Bienen dient der Honigtau als Nahrung
Die Pilze seien aber nicht die einzigen, die profitieren. Auch Ameisen und Bienen dient der Honigtau als Nahrung, was Imkern die Möglichkeit gibt, den sogenannten Waldtrachthonig zu produzieren. Letztendlich sei das nichts anderes als der Kot von Blattläusen, sagt Experte Thomas Thieme. "Und das wird dann als Waldtrachthonig verkauft, weil viele Leute nicht begeistert sind, wenn auf dem Glas Blattlauskacke steht."
Blattläuse im Einsatz für den Umweltschutz
Thieme bricht aber auch eine Lanze für die Blattläuse, denn ihre Lebensweise hat auch andere Effekte. "Blattläuse werden immer nur als Schreckgespenster gesehen und der Honigtau als lästige Erscheinung." Forschende in der Schweiz haben festgestellt, dass mit zunehmender Belastung der Bäume durch Umweltverschmutzung die Blattläuse gefördert werden.
Die gestresste Pflanze erhöhe den Gehalt an stickstoffhaltigen Verbindungen im Siebröhrensaft, so Thieme.

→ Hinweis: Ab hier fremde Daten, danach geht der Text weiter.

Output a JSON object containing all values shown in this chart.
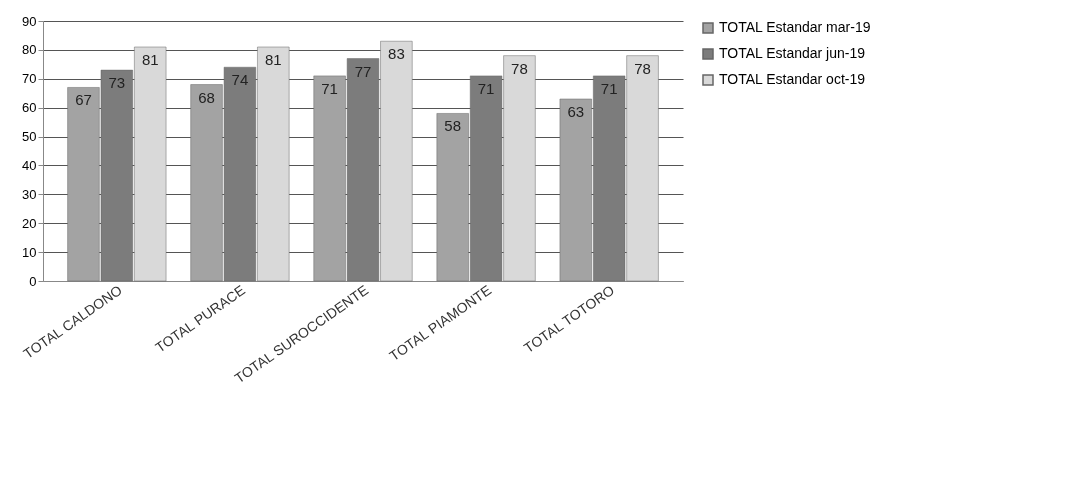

An solchen Bäumen gibt es dann größere Blattlauskolonien. "Wenn diese Blattläuse in Bereichen aktiv sind, in denen sehr viele Schadstoffe in der Luft sind, dann haben wir eine extreme Beschichtung mit klebrigen Substanzen." Der klebrige Honigtau eigne sich wiederum sehr gut, um Schwermetalle aus der Luft zu binden.
"Das heißt, die Tiere tragen mit ihrem Kot dazu bei, dass die Schwermetalle, die vom Straßenverkehr emittiert werden, nicht so weit in Besiedlungsgebiete, in Wohnbereiche reingehen." Diesen Gedanken, so Blattlausexperte Thieme, sollte man aufgreifen und weiter untersuchen.